Lights Out!, Vol 1 No 4, May 1990 "I never listen to music when I'm writing; I think it actually changes the rhythm of what I'm writing. I think my style speeds up when I play the samba. That may seem like nonsense, but I genuinely think that's the case. In the last year I've been making a movie, so I've been playing a lot of movie music, but I will play just about anything else, and I do have a passion for the great singers. I love songs. I'm an incredible sentimentalist - it's painful sometimes!"
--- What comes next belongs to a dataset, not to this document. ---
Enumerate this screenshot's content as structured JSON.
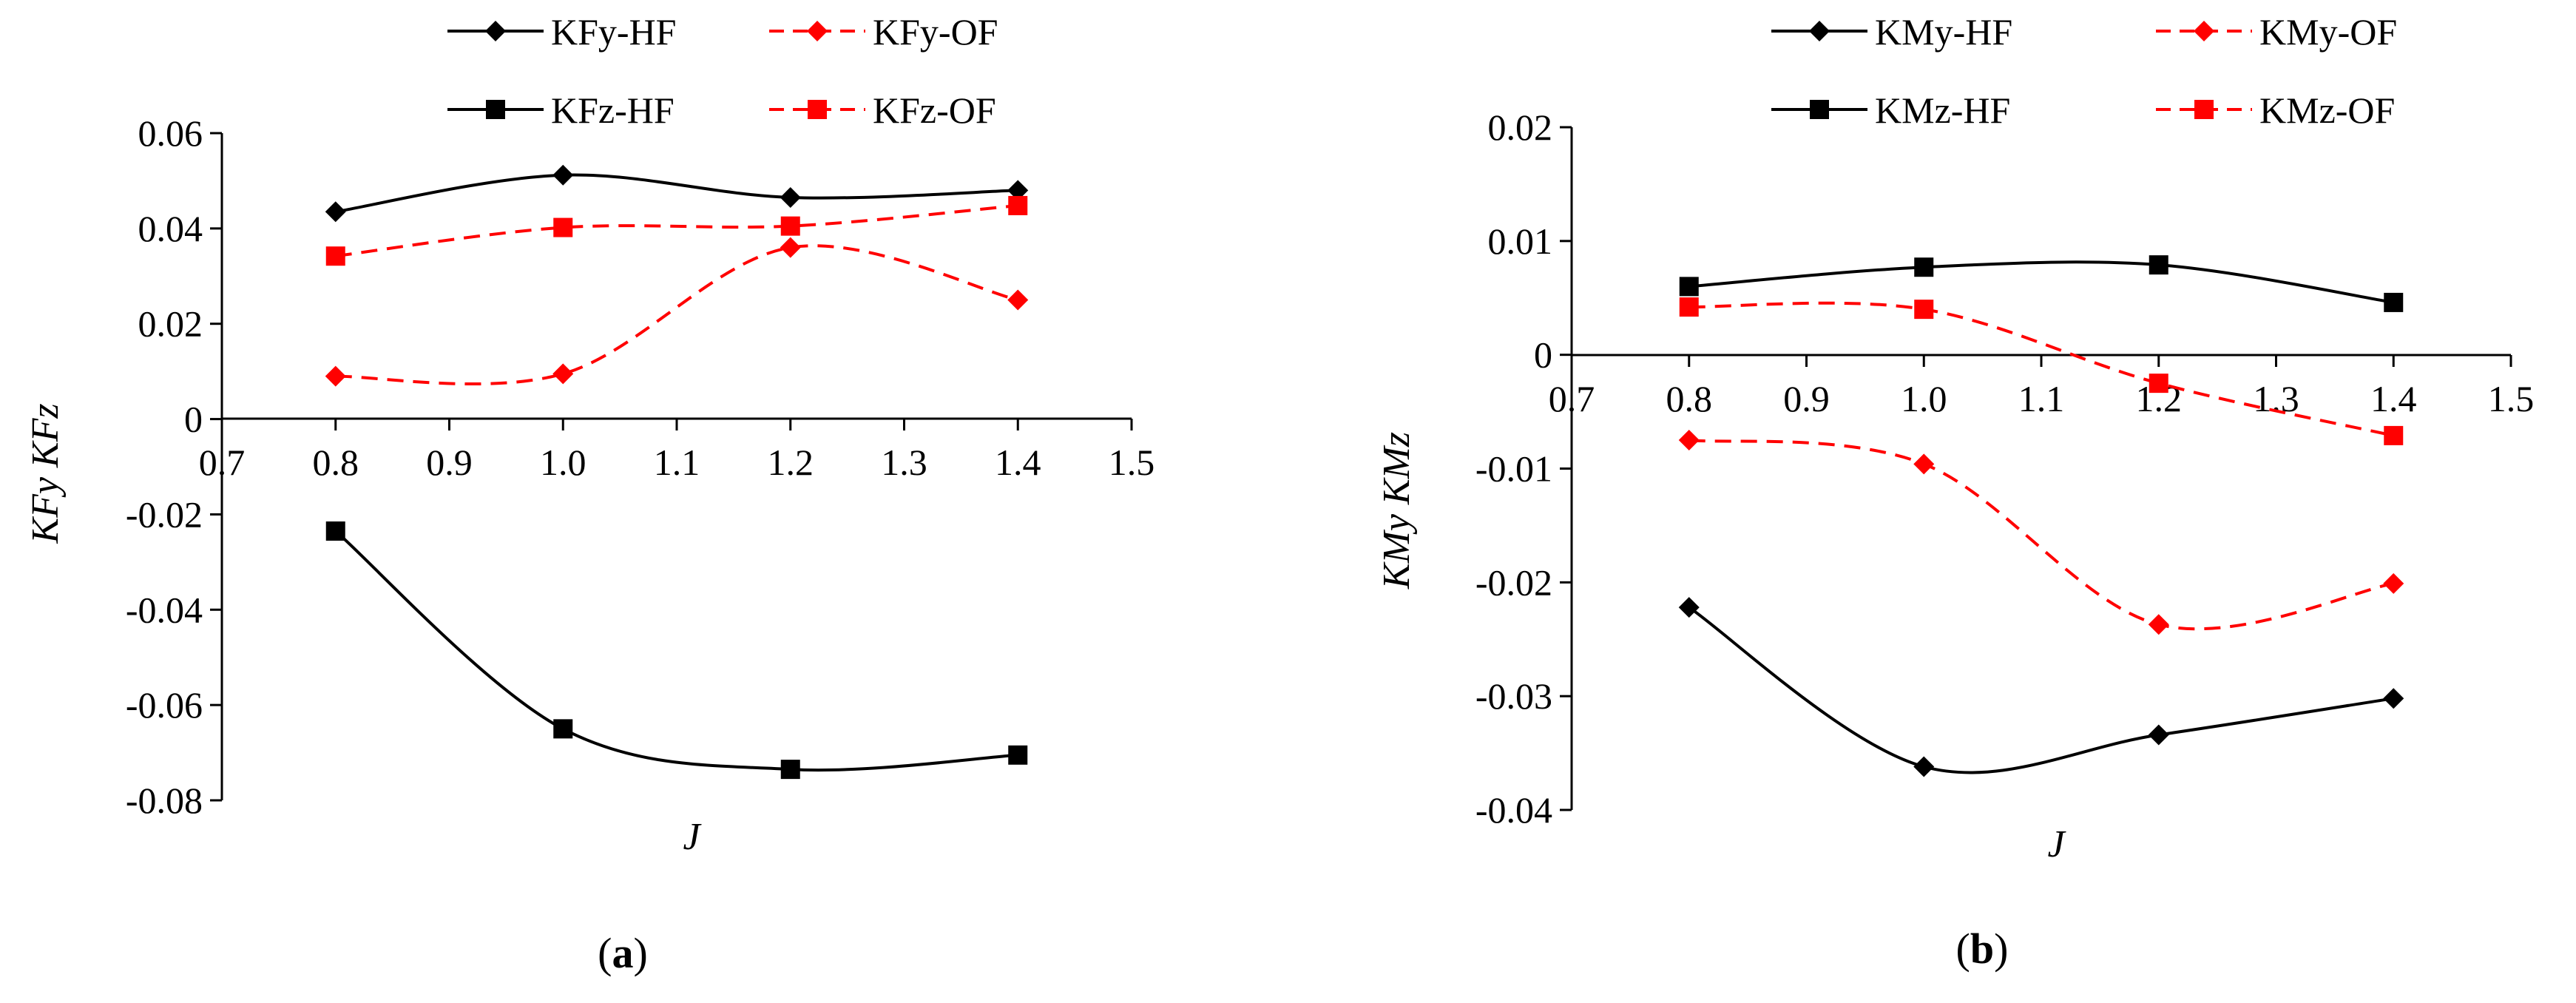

Barker Raises Hell Again With Media Film Nightbreed

By Jim McCullaugh, Billboard, 12 May 1990

"What I wanted to do was confront the late-20th century horror villain with another older but more interesting tradition - the semi-mythological, shape-changing creature which in this film has dozens of manifestations. In a delirious, hallucinogenic way the movie is able to do that. I intended for a delirium where you moved at incredible speed and viewers would have a good time with it. There are some pretty weird sights on view. My favourite review was the one that called it an Indiana Jones odyssey on acid...
"I wanted to make a movie that celebrates the monsters - it's on their side from word one. They're comical, sexy and strange. Yes, they eat people and blood will flow. You end up preferring the monsters over the human beings. And we wanted to make sure the creatures didn't look like creatures people had seen before. They walk the line between repulsive and fascinating."